As speculation about the introduction of the digital yuan in Macau increases, the focus is beginning to switch away from the negative impact on the junket industry and VIPs to the immense potential an e-currency may offer for the mass market.
The digital yuan is a blockchain-based currency, however, unlike cryptocoins, it’s not decentralized and will be managed by the central People’s Bank of China. It will also not be anonymous and authorities will have the capacity to track and monitor potential illegal activity.
China accelerated the rollout of the Central Bank Digital Currency last year, with trials in major Chinese cities such as Shenzhen, Suzhou, Chengdu and Xiong’an. The Hong Kong Monetary Authority has also recently conducted cross border testing of the e-currency and now plans to move to the next level of technical testing.
Macau’s Chief Executive Ho Iat Seng said in April that the territory was amending its legislation to pave the way for the introduction of the digital currency, which is expected to help the government combat money laundering and tax evasion.
Talk of the e-currency has generated significant media attention on the likely impact on Macau’s junket industry, which has been under pressure from anti-corruption campaigns and efforts to stop illegal cross border movement of funds.
However, industry insiders are beginning to see enormous potential. The introduction of a digital yuan facilitates the movement of funds in and out of Mainland China for all players in a way that has not been possible beforehand.
“Right now with all the cross currency restrictions between mainland China and Macau and Hong Kong, the average premium mass player is faced with huge constraints on their ability to bring cash out of China,” said Ben Lee, managing partner of iGamIX Management & Consulting.
“With the introduction of the digital renminbi Macau becomes a single currency jurisdiction and you would no longer need to have restraints because the e-renminbi will allow the central authorities to monitor the transfer of funds from the Mainland to Macau.
“Once that happens the market for the casinos absolutely explodes. We now can call China truly as our domestic market,” he said.
There are caveats. The VIP segment of the past, which had already been decreasing in importance, may disappear, especially among players who are not able to explain the source of funds.
It’s also unclear at present, whether casinos operators would be forced to only allow chip purchases in e-currency, or whether the current legal tender would still be accepted. Were the digital yuan to replace the Macau pataca altogether, U.S. casino operators would need to report to central authorities to be able to repatriate their funds, which at present they are not required to do.
Bernstein Research, in a report earlier this year, said the “devil will be in the details.” It said if there was a requirement to purchase chips with RMB and China were to insist on daily or annual transaction caps it would be negative for the industry. However, the firm said it believed this would be a “draconian” option.
“We’re looking to focus on the mass customer, premium mass — that’s our bread and butter, that’s who we are, where we want to go in the future.”
Las Vegas Sands CEO Rob Goldstein was asked his views on a recent conference call with analysts for the group’s Q1 results. He said he views greater integration with China as a positive.
“I think the assumption has been by a lot of people, that this is a negative thing,” he said. “We view it as a positive as again, we would love to have more cross-border currency. We’re looking to focus on the mass customer, premium mass — that’s our bread and butter, that’s who we are, where we want to go in the future.”
Much media coverage has focused on the potential impact on the junkets, with the common view that it will be the final nail in the coffin for the struggling sector. However, Lee says he believes there will still be a role for the bigger groups.
“The movement of funds is not the junkets’ core activity and in fact they don’t make any money,” he said. “Their most important function is the ability to identify and recruit players from Mainland China and bring them over and to grant credit, which casino operators can’t do.”
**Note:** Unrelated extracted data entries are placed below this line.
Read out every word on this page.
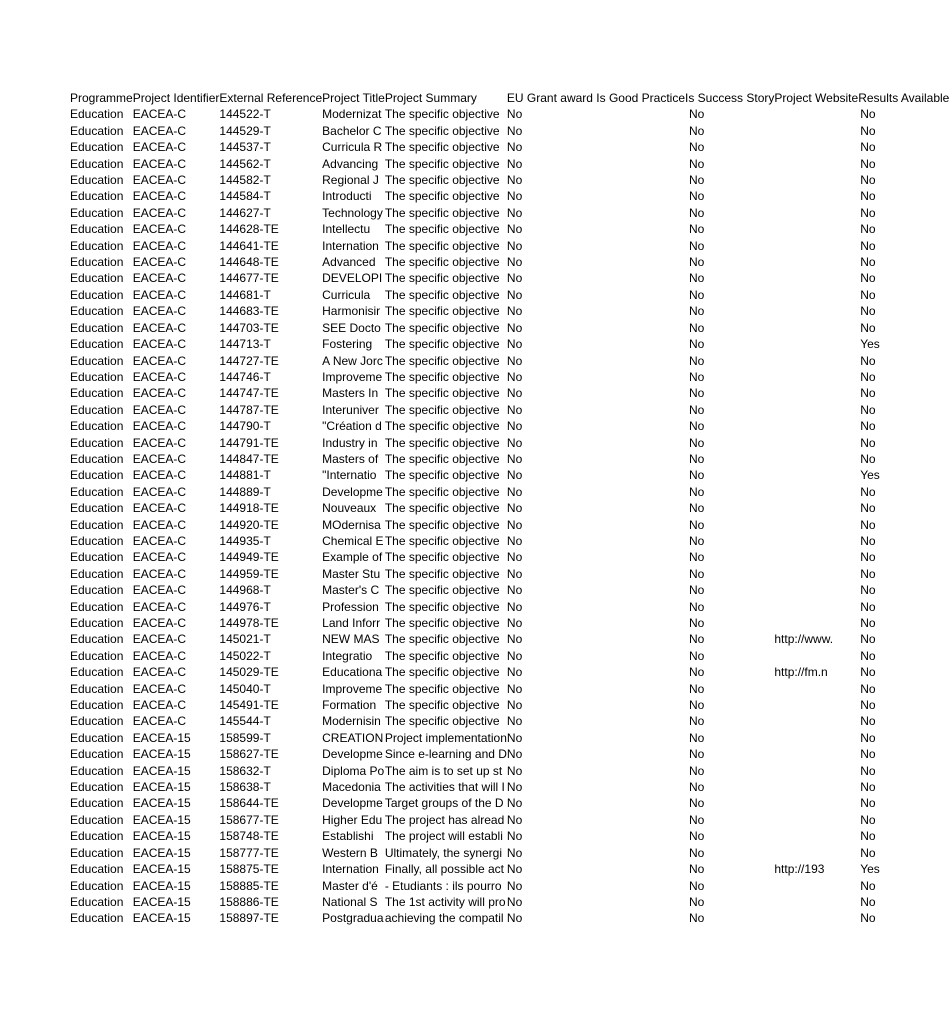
Programme	Project Identifier	External Reference	Project Title	Project Summary	EU Grant award Is Good Practice	Is Success Story	Project Website	Results Available
Education	EACEA-C	144522-T	Modernizat	The specific objective	No	No		No
Education	EACEA-C	144529-T	Bachelor C	The specific objective	No	No		No
Education	EACEA-C	144537-T	Curricula R	The specific objective	No	No		No
Education	EACEA-C	144562-T	Advancing	The specific objective	No	No		No
Education	EACEA-C	144582-T	Regional J	The specific objective	No	No		No
Education	EACEA-C	144584-T	Introducti	The specific objective	No	No		No
Education	EACEA-C	144627-T	Technology	The specific objective	No	No		No
Education	EACEA-C	144628-TE	Intellectu	The specific objective	No	No		No
Education	EACEA-C	144641-TE	Internation	The specific objective	No	No		No
Education	EACEA-C	144648-TE	Advanced	The specific objective	No	No		No
Education	EACEA-C	144677-TE	DEVELOPI	The specific objective	No	No		No
Education	EACEA-C	144681-T	Curricula	The specific objective	No	No		No
Education	EACEA-C	144683-TE	Harmonisir	The specific objective	No	No		No
Education	EACEA-C	144703-TE	SEE Docto	The specific objective	No	No		No
Education	EACEA-C	144713-T	Fostering	The specific objective	No	No		Yes
Education	EACEA-C	144727-TE	A New Jorc	The specific objective	No	No		No
Education	EACEA-C	144746-T	Improveme	The specific objective	No	No		No
Education	EACEA-C	144747-TE	Masters In	The specific objective	No	No		No
Education	EACEA-C	144787-TE	Interuniver	The specific objective	No	No		No
Education	EACEA-C	144790-T	"Création d	The specific objective	No	No		No
Education	EACEA-C	144791-TE	Industry in	The specific objective	No	No		No
Education	EACEA-C	144847-TE	Masters of	The specific objective	No	No		No
Education	EACEA-C	144881-T	"Internatio	The specific objective	No	No		Yes
Education	EACEA-C	144889-T	Developme	The specific objective	No	No		No
Education	EACEA-C	144918-TE	Nouveaux	The specific objective	No	No		No
Education	EACEA-C	144920-TE	MOdernisa	The specific objective	No	No		No
Education	EACEA-C	144935-T	Chemical E	The specific objective	No	No		No
Education	EACEA-C	144949-TE	Example of	The specific objective	No	No		No
Education	EACEA-C	144959-TE	Master Stu	The specific objective	No	No		No
Education	EACEA-C	144968-T	Master's C	The specific objective	No	No		No
Education	EACEA-C	144976-T	Profession	The specific objective	No	No		No
Education	EACEA-C	144978-TE	Land Inforr	The specific objective	No	No		No
Education	EACEA-C	145021-T	NEW MAS	The specific objective	No	No	http://www.	No
Education	EACEA-C	145022-T	Integratio	The specific objective	No	No		No
Education	EACEA-C	145029-TE	Educationa	The specific objective	No	No	http://fm.n	No
Education	EACEA-C	145040-T	Improveme	The specific objective	No	No		No
Education	EACEA-C	145491-TE	Formation	The specific objective	No	No		No
Education	EACEA-C	145544-T	Modernisin	The specific objective	No	No		No
Education	EACEA-15	158599-T	CREATION	Project implementation	No	No		No
Education	EACEA-15	158627-TE	Developme	Since e-learning and D	No	No		No
Education	EACEA-15	158632-T	Diploma Po	The aim is to set up st	No	No		No
Education	EACEA-15	158638-T	Macedonia	The activities that will I	No	No		No
Education	EACEA-15	158644-TE	Developme	Target groups of the D	No	No		No
Education	EACEA-15	158677-TE	Higher Edu	The project has alread	No	No		No
Education	EACEA-15	158748-TE	Establishi	The project will establi	No	No		No
Education	EACEA-15	158777-TE	Western B	Ultimately, the synergi	No	No		No
Education	EACEA-15	158875-TE	Internation	Finally, all possible act	No	No	http://193	Yes
Education	EACEA-15	158885-TE	Master d'é	- Etudiants : ils pourro	No	No		No
Education	EACEA-15	158886-TE	National S	The 1st activity will pro	No	No		No
Education	EACEA-15	158897-TE	Postgradua	achieving the compatil	No	No		No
Pent-up demand not factored into stock performance: UBS
Analysts from Swiss bank UBS have upgraded their rating for the Macau gaming sector to “buy,” noting that upside potential from China’s pent up demand has not been fully factored in. “We believe there are upsides that have not been factored into the stock price” said Angus Chan, head of Hong Kong strategy at UBS Global Research. “Once Macau relaxes border controls further, there will be a [greater] recovery in the gaming sector. That’s why we recommend buying the sector.” Chan said that Macau’s gaming sector, relatively speaking, has underperformed compared to other Chinese discretionary spending sectors and the overall market over the past year. An example of this is the luxury market, which outperformed expectations in 2020.
Supply shortage may limit future growth
Macau’s mass gaming market is likely to grow in the high single digits from 2022 once the pandemic eases, but growth going forward will depend on the ability to bring new attractions and products online, industry experts on a gaming panel said. “I’ve always been a big believer that Macau is a build it and they will come story, so as long as Macau continues to develop new resorts and features and the border stays open, the prospects on the mass side are exceptionally strong,” Bernstein Research senior analyst Vitaly Umansky said on a SIGMA Manila virtual roadshow. However, the key question will be whether Macau is able to continue to add new attractions. SJM Holding’s Grand Lisboa Palace is expected to open in June, while most of the operators have further later phase expansion plans in the works over the next two years. But a lack of space may be a severe hindrance beyond 2024 to the ability to add features to pull in new visitors.